73469 Baden-Württemberg (Gerz, Peters).

(RIESBUERG)

DISTRICT: Ostalbkreis.
LOCATION OF CEMETERY: Heerstrasse/Daimlerstrasse adjoining local general cemetery. (Detail).
IN USE: From 1840 (oldest datable gravestone) until 1916 (last known burial).
NUMBER OF GRAVESTONES: 113.
DOCUMENTATION:
  • 1990 photographs of all gravestones with mapping of graves by Zentralarchiv.
  • 1999 cemetery documentation including above photographs by the Office for Historic Monuments (Landesdenkmalamt ed. Gert Wildensee).

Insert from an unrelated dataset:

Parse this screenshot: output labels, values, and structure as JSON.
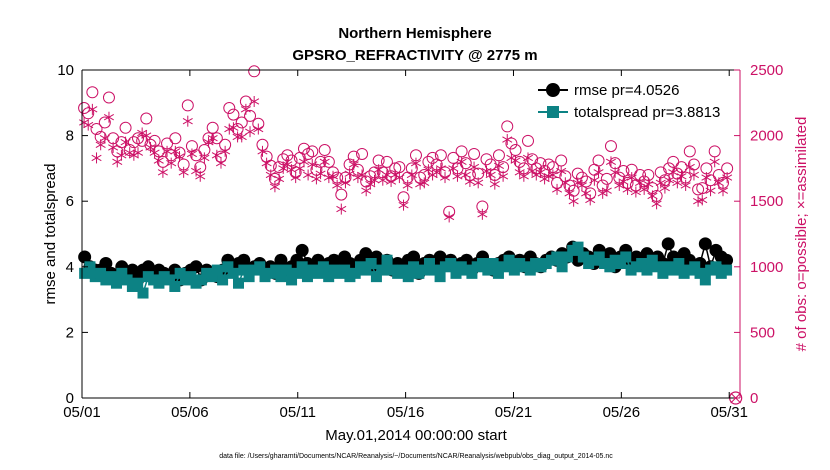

  • Numerous photographs of individual gravestones and general cemetery views in Alemannia Judaica.
  • A recent (April 2008) selection of named gravestones also in Alemannia Judaica.
PUBLICATIONS:
NOTES:
  • Prior to 1830 the cemetery in Wallerstein (Bavaria, Donau-Ries district) was used for burials by the Pflaumloch Jewish community (Sauer 1966, page 150).
  • Several deceased members of this community were buried in the Nördlingen cemetery during the 15th century.
  • Serious vandalism of this cemetery took place in March 1926, when about 11 boys and girls, aged between 11 and 14, from the local elementary school, left 18 gravestones toppled and others partially smashed. This event was widely reported in the local media at that time. Anti-Semitism does not appear to have been the motive.